"It started with a rally into the close in US equities markets," said Mark Johnson, an adviser at OMF.
Gilead, a US biotechnology company that researches, develops and commercialises drugs, has reported its antiviral drug - which failed clinical trials as a potential Ebola cure - had resulted in rapid recoveries in people with fever and respiratory symptoms from Covid-19.
Medical experts have warned people not to place too much store in the news until after the drug has gone through clinical trials.
"I feel most of this market move is based on hype," Johnson said, adding that a number of pharmaceutical companies are trying to develop vaccines and other treatments of the disease.
The broad measure of US stocks, the S&P 500 Index, gained 0.6 per cent in its last session and the futures were up more than 3 per cent heading into the NZ markets closing.
The equities rally came against a backdrop of grim news, including that China's GDP fell 6.8 per cent in the March quarter, its worst quarter since China started publishing such figures in 1992 and the first time China's economy has shrunk since 1976 when that country's 10-year "cultural revolution" ended.
China's industrial production fell 1.1 per cent in March from a year earlier and its retail sales were down 19 per cent.
Johnson said the International Monetary Fund's warning that its forecast for global growth has gone from 3.3 per cent growth to a contraction of at least 3 per cent for 2020 "was pretty dire and a hell of a turn around."
Equities markets are failing to realise the severity of the downturn the world is facing and how messy the recover will be, he said.

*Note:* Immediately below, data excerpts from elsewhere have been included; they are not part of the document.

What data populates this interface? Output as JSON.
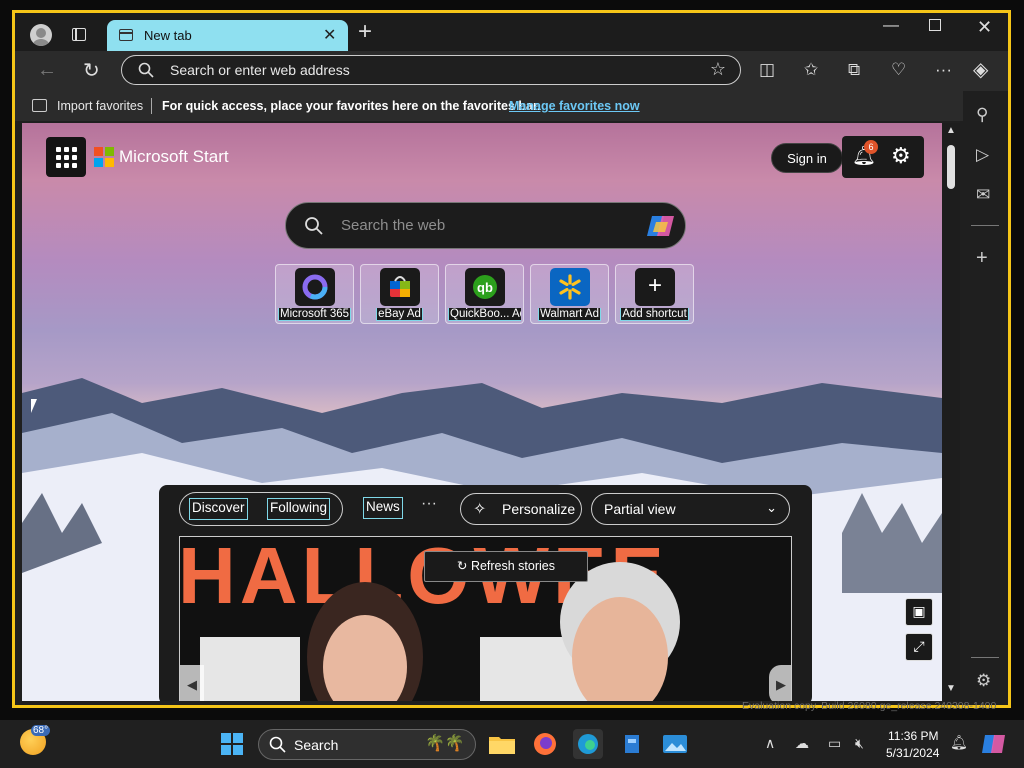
{
  "browser": {
    "tab_title": "New tab",
    "address_placeholder": "Search or enter web address",
    "favorites_bar": {
      "import_label": "Import favorites",
      "hint": "For quick access, place your favorites here on the favorites bar.",
      "manage_link": "Manage favorites now"
    }
  },
  "newtab": {
    "brand": "Microsoft Start",
    "sign_in": "Sign in",
    "notification_count": "6",
    "search_placeholder": "Search the web",
    "shortcuts": [
      {
        "label": "Microsoft 365",
        "icon": "microsoft365-icon"
      },
      {
        "label": "eBay Ad",
        "icon": "ebay-icon"
      },
      {
        "label": "QuickBoo... Ad",
        "icon": "quickbooks-icon"
      },
      {
        "label": "Walmart Ad",
        "icon": "walmart-icon"
      },
      {
        "label": "Add shortcut",
        "icon": "plus-icon"
      }
    ]
  },
  "news": {
    "tab_discover": "Discover",
    "tab_following": "Following",
    "tab_news": "News",
    "more": "···",
    "personalize": "Personalize",
    "view_selected": "Partial view",
    "refresh_stories": "Refresh stories",
    "headline_image_text": "HALLOWEE"
  },
  "desktop": {
    "watermark": "Evaluation copy. Build 26080.ge_release.240308-1400"
  },
  "taskbar": {
    "weather_temp": "68°",
    "search_label": "Search",
    "clock_time": "11:36 PM",
    "clock_date": "5/31/2024"
  },
  "colors": {
    "window_border": "#f5c518",
    "tab_active": "#8fe0f0",
    "link": "#6cc8f5",
    "accent_orange": "#f06b43"
  }
}
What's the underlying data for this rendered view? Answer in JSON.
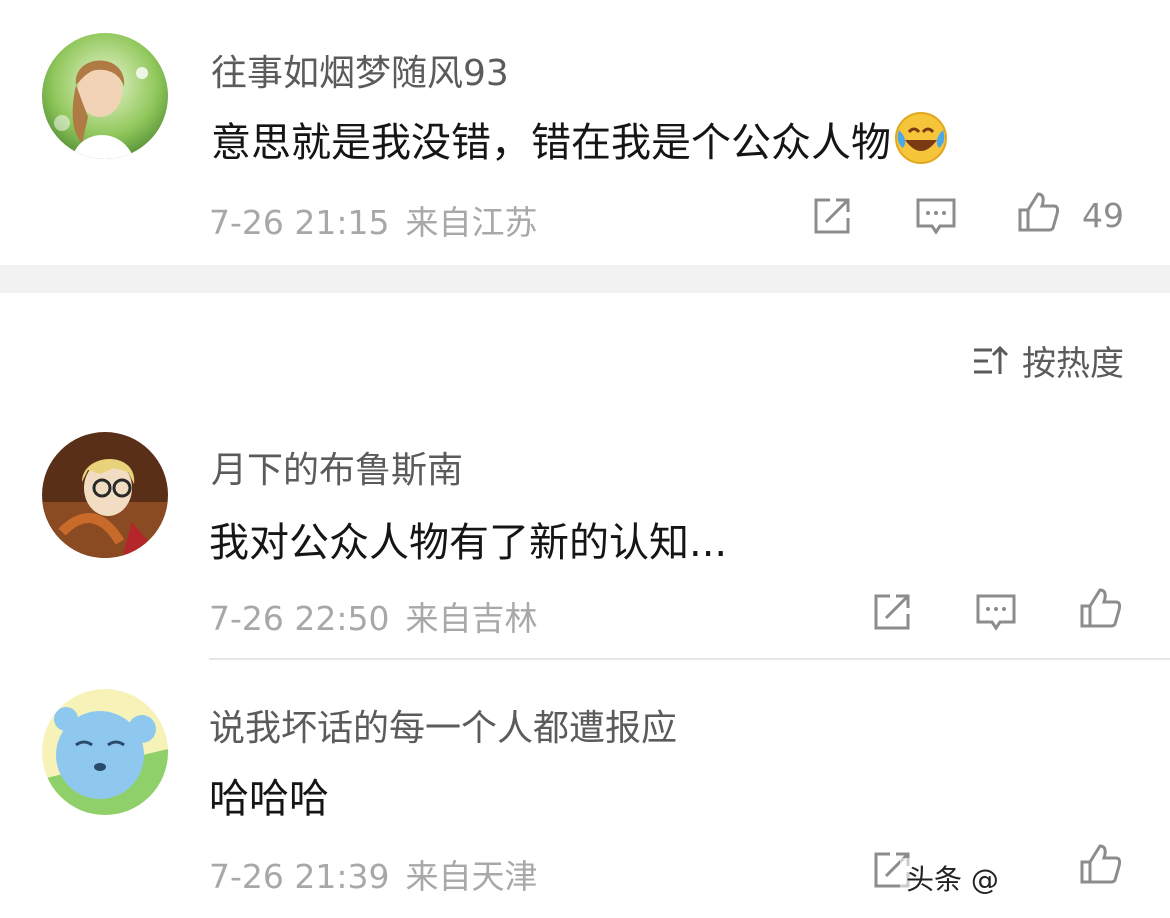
{
  "comments": [
    {
      "username": "往事如烟梦随风93",
      "text": "意思就是我没错，错在我是个公众人物",
      "emoji_icon": "laughing-crying-emoji",
      "date": "7-26 21:15",
      "location": "来自江苏",
      "likes": "49"
    },
    {
      "username": "月下的布鲁斯南",
      "text": "我对公众人物有了新的认知...",
      "date": "7-26 22:50",
      "location": "来自吉林"
    },
    {
      "username": "说我坏话的每一个人都遭报应",
      "text": "哈哈哈",
      "date": "7-26 21:39",
      "location": "来自天津"
    }
  ],
  "sort": {
    "label": "按热度",
    "icon": "sort-icon"
  },
  "watermark": "头条 @",
  "colors": {
    "text": "#151515",
    "meta": "#a8a8a8",
    "divider": "#f2f2f2"
  }
}
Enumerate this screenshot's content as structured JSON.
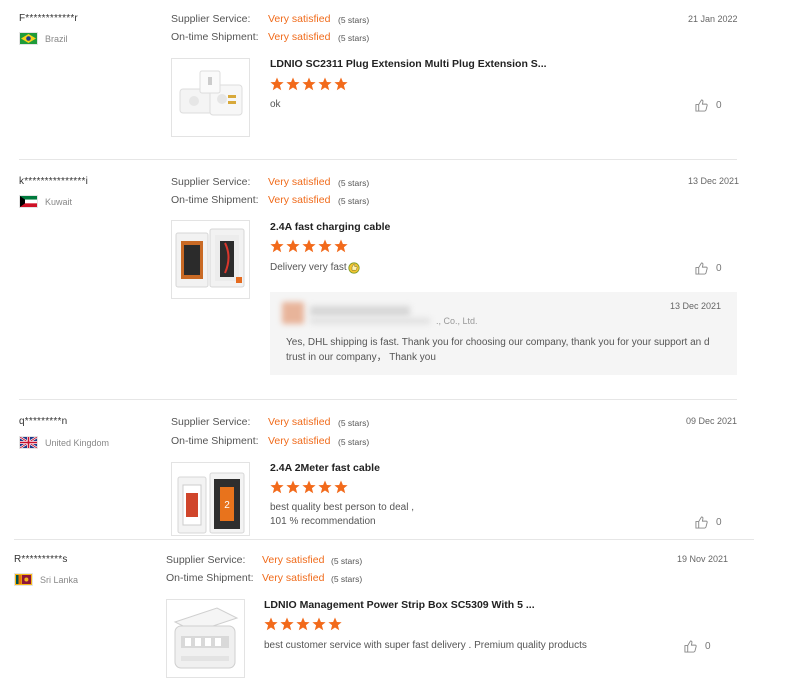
{
  "labels": {
    "supplier_service": "Supplier Service:",
    "on_time_shipment": "On-time Shipment:"
  },
  "reviews": [
    {
      "buyer": "F************r",
      "country": "Brazil",
      "supplier_rating": "Very satisfied",
      "supplier_stars": "(5 stars)",
      "shipment_rating": "Very satisfied",
      "shipment_stars": "(5 stars)",
      "date": "21 Jan 2022",
      "product": "LDNIO SC2311 Plug Extension Multi Plug Extension S...",
      "stars": 5,
      "comment": "ok",
      "likes": "0"
    },
    {
      "buyer": "k***************i",
      "country": "Kuwait",
      "supplier_rating": "Very satisfied",
      "supplier_stars": "(5 stars)",
      "shipment_rating": "Very satisfied",
      "shipment_stars": "(5 stars)",
      "date": "13 Dec 2021",
      "product": "2.4A fast charging cable",
      "stars": 5,
      "comment": "Delivery very fast",
      "likes": "0",
      "reply": {
        "company_suffix": "., Co., Ltd.",
        "date": "13 Dec 2021",
        "text": "Yes, DHL shipping is fast. Thank you for choosing our company, thank you for your support an d trust in our company，  Thank you"
      }
    },
    {
      "buyer": "q*********n",
      "country": "United Kingdom",
      "supplier_rating": "Very satisfied",
      "supplier_stars": "(5 stars)",
      "shipment_rating": "Very satisfied",
      "shipment_stars": "(5 stars)",
      "date": "09 Dec 2021",
      "product": "2.4A 2Meter fast cable",
      "stars": 5,
      "comment_line1": "best quality best person to deal ,",
      "comment_line2": "101 % recommendation",
      "likes": "0"
    },
    {
      "buyer": "R**********s",
      "country": "Sri Lanka",
      "supplier_rating": "Very satisfied",
      "supplier_stars": "(5 stars)",
      "shipment_rating": "Very satisfied",
      "shipment_stars": "(5 stars)",
      "date": "19 Nov 2021",
      "product": "LDNIO Management Power Strip Box SC5309 With 5 ...",
      "stars": 5,
      "comment": "best customer service with super fast delivery . Premium quality products",
      "likes": "0"
    }
  ],
  "colors": {
    "accent": "#f06b1b",
    "star": "#f26a1b"
  },
  "icons": {
    "like": "thumbs-up-icon",
    "star": "star-icon"
  }
}
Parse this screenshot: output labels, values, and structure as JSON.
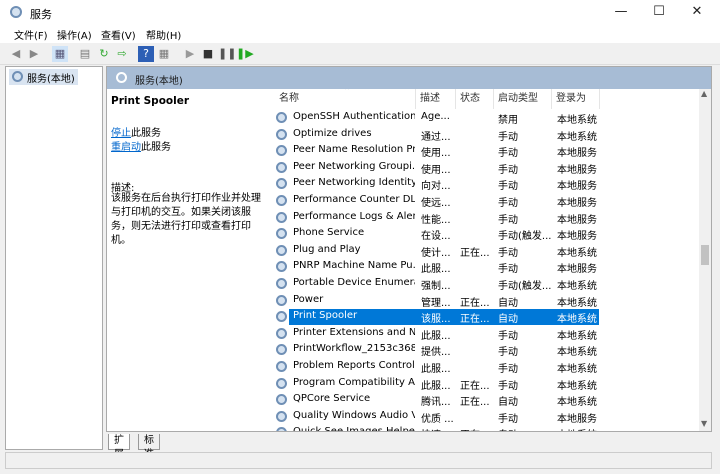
{
  "window": {
    "title": "服务"
  },
  "menu": [
    "文件(F)",
    "操作(A)",
    "查看(V)",
    "帮助(H)"
  ],
  "tree": {
    "root": "服务(本地)"
  },
  "band": {
    "title": "服务(本地)"
  },
  "details": {
    "name": "Print Spooler",
    "stop_link": "停止",
    "stop_suffix": "此服务",
    "restart_link": "重启动",
    "restart_suffix": "此服务",
    "desc_label": "描述:",
    "description": "该服务在后台执行打印作业并处理与打印机的交互。如果关闭该服务，则无法进行打印或查看打印机。"
  },
  "columns": [
    "名称",
    "描述",
    "状态",
    "启动类型",
    "登录为"
  ],
  "rows": [
    [
      "OpenSSH Authentication ...",
      "Age...",
      "",
      "禁用",
      "本地系统"
    ],
    [
      "Optimize drives",
      "通过...",
      "",
      "手动",
      "本地系统"
    ],
    [
      "Peer Name Resolution Pr...",
      "使用...",
      "",
      "手动",
      "本地服务"
    ],
    [
      "Peer Networking Groupi...",
      "使用...",
      "",
      "手动",
      "本地服务"
    ],
    [
      "Peer Networking Identity...",
      "向对...",
      "",
      "手动",
      "本地服务"
    ],
    [
      "Performance Counter DL...",
      "使远...",
      "",
      "手动",
      "本地服务"
    ],
    [
      "Performance Logs & Aler...",
      "性能...",
      "",
      "手动",
      "本地服务"
    ],
    [
      "Phone Service",
      "在设...",
      "",
      "手动(触发...",
      "本地服务"
    ],
    [
      "Plug and Play",
      "使计...",
      "正在...",
      "手动",
      "本地系统"
    ],
    [
      "PNRP Machine Name Pu...",
      "此服...",
      "",
      "手动",
      "本地服务"
    ],
    [
      "Portable Device Enumera...",
      "强制...",
      "",
      "手动(触发...",
      "本地系统"
    ],
    [
      "Power",
      "管理...",
      "正在...",
      "自动",
      "本地系统"
    ],
    [
      "Print Spooler",
      "该服...",
      "正在...",
      "自动",
      "本地系统"
    ],
    [
      "Printer Extensions and N...",
      "此服...",
      "",
      "手动",
      "本地系统"
    ],
    [
      "PrintWorkflow_2153c368",
      "提供...",
      "",
      "手动",
      "本地系统"
    ],
    [
      "Problem Reports Control...",
      "此服...",
      "",
      "手动",
      "本地系统"
    ],
    [
      "Program Compatibility A...",
      "此服...",
      "正在...",
      "手动",
      "本地系统"
    ],
    [
      "QPCore Service",
      "腾讯...",
      "正在...",
      "自动",
      "本地系统"
    ],
    [
      "Quality Windows Audio V...",
      "优质 ...",
      "",
      "手动",
      "本地服务"
    ],
    [
      "Quick See Images Helpe...",
      "快速...",
      "正在...",
      "自动",
      "本地系统"
    ]
  ],
  "selected_row": 12,
  "tabs": [
    "扩展",
    "标准"
  ],
  "colors": {
    "selection": "#0078d7",
    "band": "#a7bcd5"
  }
}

"A bear market never finishes on one single massive sell-off without coming back to test the lows," he said. "I'm a little bit perplexed about the way the equities markets have rebounded – that's why I feel it's on hype rather than actual evidence."
The New Zealand dollar was trading at 94.52 Australian cents from 94.83 cents at 5pm yesterday. It was at 48.14 British pence from 47.72, at 55.35 euro cents from 54.73, at 64.83 yen from 64.29 and at 4.2591 Chinese yuan from 4.2174.
The bid price on the two-year swap rate closed at 0.3300 per cent from 0.3725 yesterday, while 10-year swaps were at 0.8950 per cent from 0.8925.